In the Novus Ordo calendar, the Solemnity of Christ the King is the last Sunday of the liturgical year, just before Advent begins. In the traditional calendar the feast falls on the last Sunday of October.

Christ the King was established in 1925 by Pius XI, as Pius Parsch says in The Church’s Year of Grace, to “renew in the minds and hearts of the faithful the ancient concept of Christ as divine King who, enthroned at the right hand of the Father, will return at the end of time in might and majesty”. Although the older and newer editions of the Missale Romanum provide different emphases for the feast, both look to the Last Things, the definitive inauguration of Christ’s Kingdom.

Each year the Holy Church presents the history of salvation, from Creation to the Lord’s Coming (both His First and also His Final Coming). At this time of year, as we head toward the summation of our liturgical year, as we of the Northern Hemisphere slide into the darkness of autumn and winter, in our liturgical worship we more and more consider the Four Last Things: death, judgment, heaven and hell.

Christ the King reminds us that the Lord Jesus will indeed come again. Our Lord will not come as a “mate” with a pint or even as a “gentle shepherd” with fluffy lambs to hug. He will come as King and Judge. The Dies Irae, prayed at Requiem Masses, identifies Christ as “King of Fearful Majesty” and “Just Judge”. He is benign King and merciful Judge to those who submit themselves to His rule in this life.

Speaking of His coming, what will it be like, if not with pints and lambs?
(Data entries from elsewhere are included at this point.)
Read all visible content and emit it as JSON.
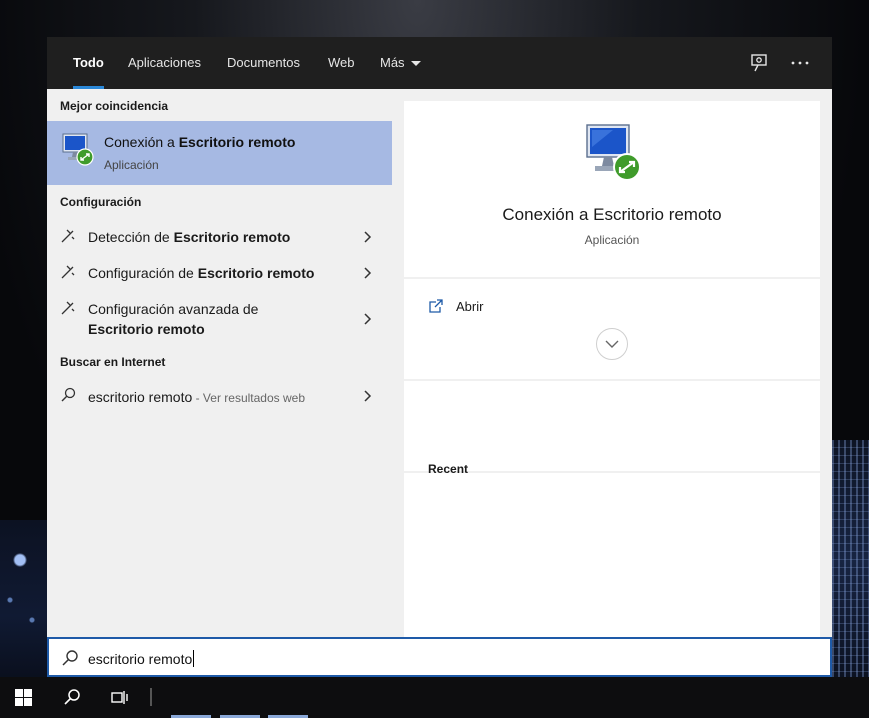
{
  "tabs": [
    {
      "label": "Todo",
      "active": true
    },
    {
      "label": "Aplicaciones"
    },
    {
      "label": "Documentos"
    },
    {
      "label": "Web"
    },
    {
      "label": "Más"
    }
  ],
  "topbar_icons": [
    "feedback-icon",
    "more-options-icon"
  ],
  "results": {
    "best_match_heading": "Mejor coincidencia",
    "best_match": {
      "title_prefix": "Conexión a ",
      "title_bold": "Escritorio remoto",
      "subtitle": "Aplicación",
      "icon": "remote-desktop-icon"
    },
    "settings_heading": "Configuración",
    "settings": [
      {
        "prefix": "Detección de ",
        "bold": "Escritorio remoto",
        "icon": "settings-remote-icon"
      },
      {
        "prefix": "Configuración de ",
        "bold": "Escritorio remoto",
        "icon": "settings-remote-icon"
      },
      {
        "prefix": "Configuración avanzada de",
        "bold": "Escritorio remoto",
        "icon": "settings-remote-icon"
      }
    ],
    "web_heading": "Buscar en Internet",
    "web": {
      "query": "escritorio remoto",
      "hint": " - Ver resultados web",
      "icon": "search-icon"
    }
  },
  "preview": {
    "title": "Conexión a Escritorio remoto",
    "subtitle": "Aplicación",
    "open_label": "Abrir",
    "recent_label": "Recent"
  },
  "search": {
    "value": "escritorio remoto",
    "icon": "search-icon"
  },
  "taskbar": {
    "icons": [
      "windows-start-icon",
      "search-icon",
      "task-view-icon"
    ]
  },
  "colors": {
    "accent": "#2b88d8",
    "selection": "#a6b9e3",
    "topbar": "#1f1f1f",
    "panel": "#f0f0f0",
    "search_border": "#1e5aa8"
  }
}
Consider this sobering description in 2 Peter 3:10-12 (Douay-Rheims):

But the day of the Lord shall come as a thief, in which the heavens shall pass away with great violence and the elements shall be melted with heat and the earth and the works which are in it shall be burnt up. Seeing then that all these things are to be dissolved, what manner of people ought you to be in holy conversation and godliness? Looking for and hasting unto the coming of the day of the Lord, by which the heavens being on fire shall be dissolved, and the elements shall melt with the burning heat?